Mike Southwell, co-founder of the controversial New Brunswick-based
Marijuana For Trauma (MFT) organization, said veterans who use his
eight clinics say they much prefer cannabis to the
pharmaceuticals.

"Most of them have been coming off of over 80 per cent of their
[opioid and benzodiazepine] medications," said Mr. Southwell, a
veteran who said he has dropped a handful of other drug prescriptions
and now consumes about seven grams a day of cannabis to treat his
post-traumatic stress disorder and back pain.

On average, last year's marijuana prescriptions cost Veterans Affairs
much more per patient ($11,656) than opioids ($316) or benzodiazepines
($73), according to government data.

Mr.
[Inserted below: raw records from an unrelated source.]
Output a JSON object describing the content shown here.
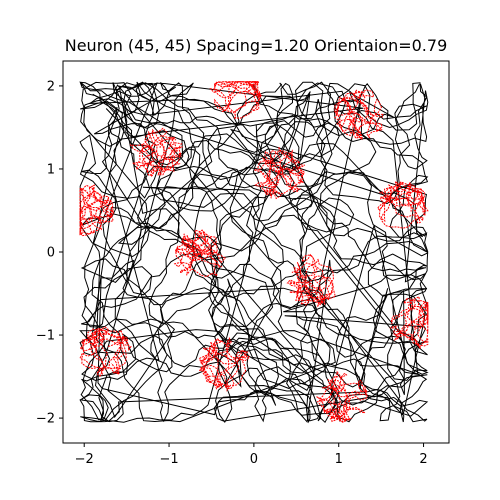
{
  "chart_data": {
    "type": "line",
    "title": "Neuron (45, 45) Spacing=1.20 Orientaion=0.79",
    "xlabel": "",
    "ylabel": "",
    "xlim": [
      -2.25,
      2.3
    ],
    "ylim": [
      -2.3,
      2.3
    ],
    "x_ticks": [
      -2,
      -1,
      0,
      1,
      2
    ],
    "x_tick_labels": [
      "−2",
      "−1",
      "0",
      "1",
      "2"
    ],
    "y_ticks": [
      -2,
      -1,
      0,
      1,
      2
    ],
    "y_tick_labels": [
      "−2",
      "−1",
      "0",
      "1",
      "2"
    ],
    "grid": false,
    "legend": "none",
    "series": [
      {
        "color": "#000000",
        "description": "random-walk trajectory through the square arena",
        "region": [
          -2.05,
          2.05
        ]
      },
      {
        "color": "#ff0000",
        "description": "trajectory segments where the neuron fires",
        "firing_field_centers": [
          [
            -1.15,
            1.2
          ],
          [
            -0.2,
            1.9
          ],
          [
            1.25,
            1.65
          ],
          [
            0.3,
            0.95
          ],
          [
            1.75,
            0.55
          ],
          [
            -1.95,
            0.5
          ],
          [
            -0.65,
            -0.05
          ],
          [
            0.7,
            -0.35
          ],
          [
            1.9,
            -0.85
          ],
          [
            -1.75,
            -1.2
          ],
          [
            -0.35,
            -1.35
          ],
          [
            1.05,
            -1.75
          ]
        ]
      }
    ]
  }
}
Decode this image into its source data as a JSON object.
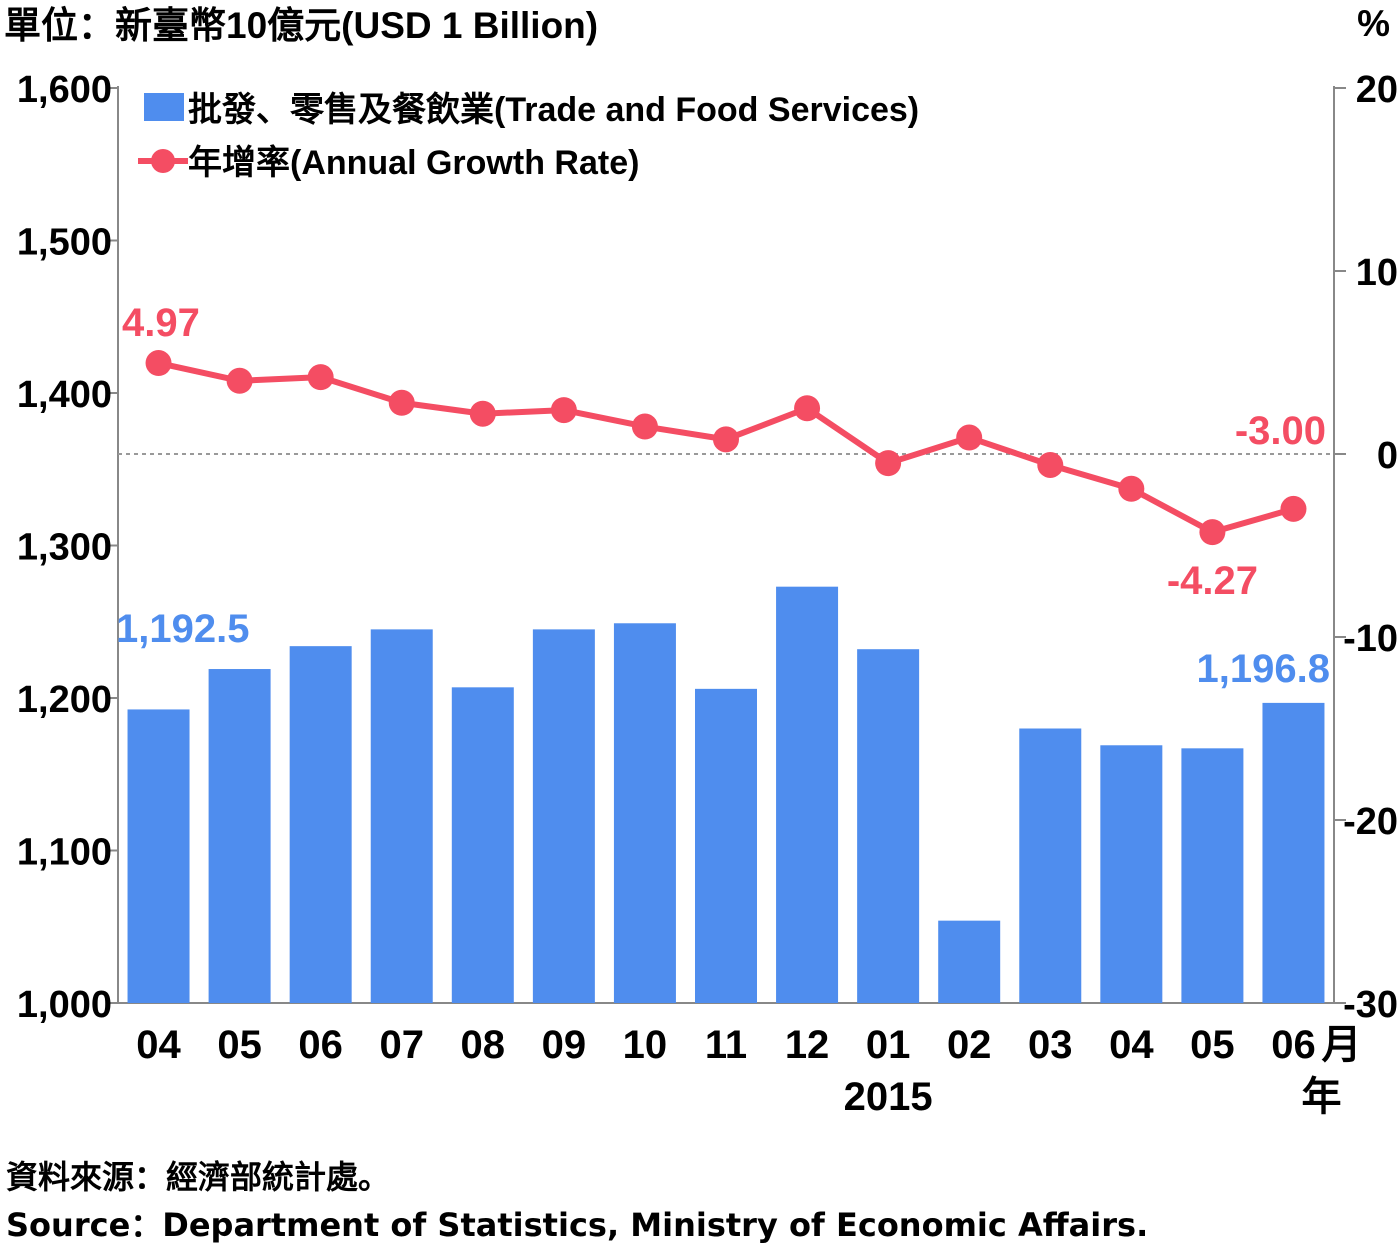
{
  "chart_data": {
    "type": "bar",
    "unit_left": "單位：新臺幣10億元(USD 1 Billion)",
    "unit_right": "%",
    "categories": [
      "04",
      "05",
      "06",
      "07",
      "08",
      "09",
      "10",
      "11",
      "12",
      "01",
      "02",
      "03",
      "04",
      "05",
      "06"
    ],
    "month_suffix": "月",
    "year_label": "2015",
    "year_suffix": "年",
    "series": [
      {
        "name": "批發、零售及餐飲業(Trade and Food Services)",
        "axis": "left",
        "type": "bar",
        "color": "#4f8dee",
        "values": [
          1192.5,
          1219,
          1234,
          1245,
          1207,
          1245,
          1249,
          1206,
          1273,
          1232,
          1054,
          1180,
          1169,
          1167,
          1196.8
        ]
      },
      {
        "name": "年增率(Annual Growth Rate)",
        "axis": "right",
        "type": "line",
        "color": "#f44d63",
        "values": [
          4.97,
          4.0,
          4.2,
          2.8,
          2.2,
          2.4,
          1.5,
          0.8,
          2.5,
          -0.5,
          0.9,
          -0.6,
          -1.9,
          -4.27,
          -3.0
        ]
      }
    ],
    "left_axis": {
      "ylim": [
        1000,
        1600
      ],
      "ticks": [
        "1,000",
        "1,100",
        "1,200",
        "1,300",
        "1,400",
        "1,500",
        "1,600"
      ]
    },
    "right_axis": {
      "ylim": [
        -30,
        20
      ],
      "ticks": [
        "-30",
        "-20",
        "-10",
        "0",
        "10",
        "20"
      ]
    },
    "annotations": {
      "bar_first": "1,192.5",
      "bar_last": "1,196.8",
      "line_first": "4.97",
      "line_min": "-4.27",
      "line_last": "-3.00"
    },
    "zero_line": true,
    "legend_position": "top-left"
  },
  "source": {
    "zh": "資料來源：經濟部統計處。",
    "en": "Source：Department of Statistics, Ministry of Economic Affairs."
  }
}
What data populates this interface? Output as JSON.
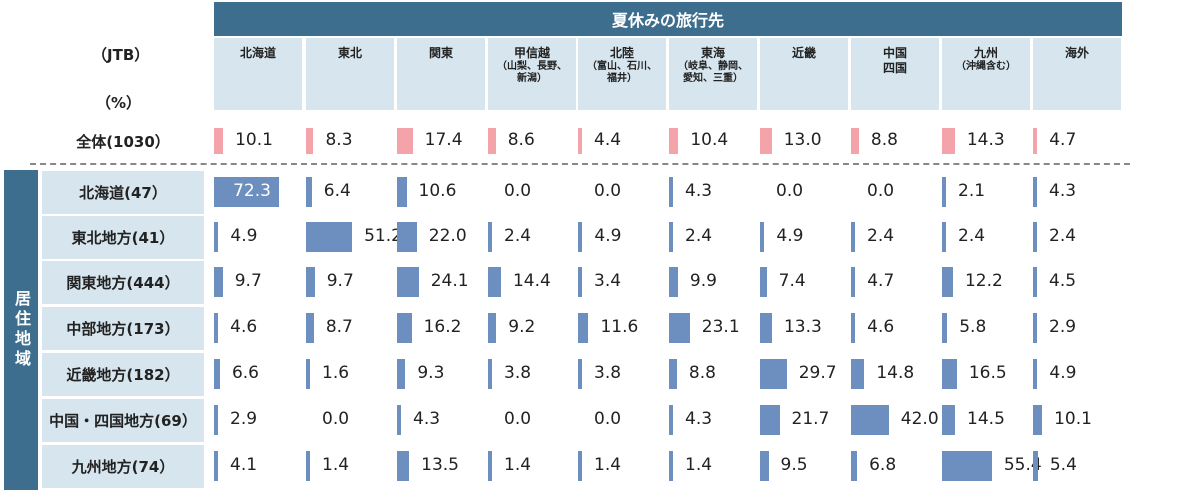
{
  "chart_data": {
    "type": "table",
    "source_label": "（JTB）",
    "unit_label": "（%）",
    "header_group": "夏休みの旅行先",
    "side_label": "居住地域",
    "columns": [
      {
        "name": "北海道",
        "sub": ""
      },
      {
        "name": "東北",
        "sub": ""
      },
      {
        "name": "関東",
        "sub": ""
      },
      {
        "name": "甲信越",
        "sub": "（山梨、長野、新潟）"
      },
      {
        "name": "北陸",
        "sub": "（富山、石川、福井）"
      },
      {
        "name": "東海",
        "sub": "（岐阜、静岡、愛知、三重）"
      },
      {
        "name": "近畿",
        "sub": ""
      },
      {
        "name": "中国四国",
        "sub": ""
      },
      {
        "name": "九州",
        "sub": "（沖縄含む）"
      },
      {
        "name": "海外",
        "sub": ""
      }
    ],
    "total": {
      "label": "全体(1030）",
      "values": [
        10.1,
        8.3,
        17.4,
        8.6,
        4.4,
        10.4,
        13.0,
        8.8,
        14.3,
        4.7
      ]
    },
    "rows": [
      {
        "label": "北海道(47）",
        "values": [
          72.3,
          6.4,
          10.6,
          0.0,
          0.0,
          4.3,
          0.0,
          0.0,
          2.1,
          4.3
        ]
      },
      {
        "label": "東北地方(41）",
        "values": [
          4.9,
          51.2,
          22.0,
          2.4,
          4.9,
          2.4,
          4.9,
          2.4,
          2.4,
          2.4
        ]
      },
      {
        "label": "関東地方(444）",
        "values": [
          9.7,
          9.7,
          24.1,
          14.4,
          3.4,
          9.9,
          7.4,
          4.7,
          12.2,
          4.5
        ]
      },
      {
        "label": "中部地方(173）",
        "values": [
          4.6,
          8.7,
          16.2,
          9.2,
          11.6,
          23.1,
          13.3,
          4.6,
          5.8,
          2.9
        ]
      },
      {
        "label": "近畿地方(182）",
        "values": [
          6.6,
          1.6,
          9.3,
          3.8,
          3.8,
          8.8,
          29.7,
          14.8,
          16.5,
          4.9
        ]
      },
      {
        "label": "中国・四国地方(69）",
        "values": [
          2.9,
          0.0,
          4.3,
          0.0,
          0.0,
          4.3,
          21.7,
          42.0,
          14.5,
          10.1
        ]
      },
      {
        "label": "九州地方(74）",
        "values": [
          4.1,
          1.4,
          13.5,
          1.4,
          1.4,
          1.4,
          9.5,
          6.8,
          55.4,
          5.4
        ]
      }
    ],
    "colors": {
      "header": "#3e6e8e",
      "header_light": "#d6e5ee",
      "total_bar": "#f4a3aa",
      "row_bar": "#6d8fbf"
    }
  }
}
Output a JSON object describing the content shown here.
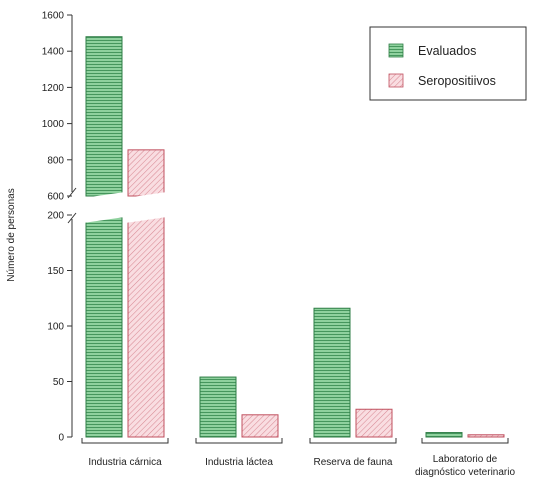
{
  "chart_data": {
    "type": "bar",
    "ylabel": "Número de personas",
    "categories": [
      [
        "Industria cárnica"
      ],
      [
        "Industria láctea"
      ],
      [
        "Reserva de fauna"
      ],
      [
        "Laboratorio de",
        "diagnóstico veterinario"
      ]
    ],
    "series": [
      {
        "name": "Evaluados",
        "values": [
          1480,
          54,
          116,
          4
        ],
        "color": "#6cbf7f",
        "stroke": "#2e7d45",
        "pattern": "horizontal-lines"
      },
      {
        "name": "Seropositiivos",
        "values": [
          855,
          20,
          25,
          2
        ],
        "color": "#f2b8bf",
        "stroke": "#c0505f",
        "pattern": "diagonal-lines"
      }
    ],
    "axis_break": {
      "lower_range": [
        0,
        200
      ],
      "upper_range": [
        600,
        1600
      ]
    },
    "lower_ticks": [
      0,
      50,
      100,
      150,
      200
    ],
    "upper_ticks": [
      600,
      800,
      1000,
      1200,
      1400,
      1600
    ],
    "legend_position": "top-right",
    "grid": false
  }
}
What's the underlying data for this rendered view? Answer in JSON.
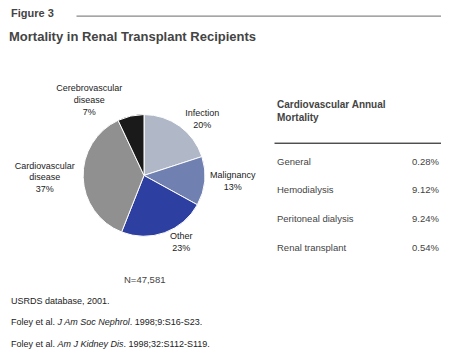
{
  "chart_data": {
    "type": "pie",
    "figure_label": "Figure 3",
    "title": "Mortality in Renal Transplant Recipients",
    "categories": [
      "Infection",
      "Malignancy",
      "Other",
      "Cardiovascular\ndisease",
      "Cerebrovascular\ndisease"
    ],
    "values": [
      20,
      13,
      23,
      37,
      7
    ],
    "value_labels": [
      "20%",
      "13%",
      "23%",
      "37%",
      "7%"
    ],
    "colors": [
      "#b0b8c8",
      "#7080b0",
      "#2d3fa0",
      "#909090",
      "#1a1a1a"
    ],
    "annotations": [
      "N=47,581"
    ],
    "table": {
      "title": "Cardiovascular Annual\nMortality",
      "rows": [
        {
          "label": "General",
          "value": "0.28%"
        },
        {
          "label": "Hemodialysis",
          "value": "9.12%"
        },
        {
          "label": "Peritoneal dialysis",
          "value": "9.24%"
        },
        {
          "label": "Renal transplant",
          "value": "0.54%"
        }
      ]
    },
    "footnotes": [
      {
        "text": "USRDS database, 2001."
      },
      {
        "text": "Foley et al. ",
        "italic": "J Am Soc Nephrol",
        "after": ". 1998;9:S16-S23."
      },
      {
        "text": "Foley et al. ",
        "italic": "Am J Kidney Dis",
        "after": ". 1998;32:S112-S119."
      }
    ]
  }
}
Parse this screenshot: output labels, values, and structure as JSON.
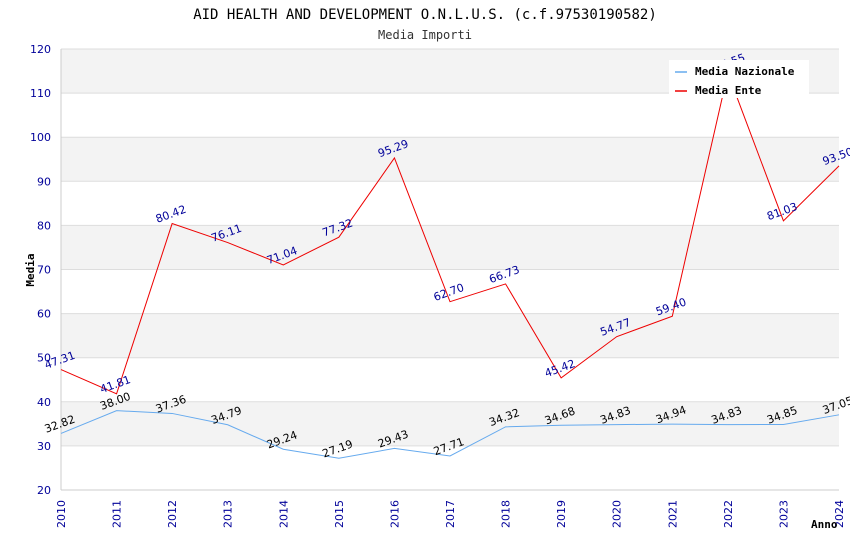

Southwell said these costs are offset by former soldiers regaining
their sex drive and ditching erectile dysfunction prescriptions - also
covered by Ottawa - as well as a myriad of other benefits that come
from using only medical cannabis.

"We've got testimonials rolling every day: 'I got my husband back.' 'I
got my life back.' 'I'm able to feel again.' 'I'm able to love again.'
I'm able to move again.' 'I'm able to sleep again,' " he said. "Those
are amazing statements."

James Grant, a 79-year-old veteran living in a suburb of
Charlottetown, said he has been able to get at least six hours of
uninterrupted sleep and play a full 18 holes of golf since he got a
prescription for cannabis capsules through a Marijuana For Trauma
clinic a month ago. He said his life has become immeasurably better
since using cannabis because he no longer is "gobbling extra-strength
Tylenols" to help fill gaps in his pain medication.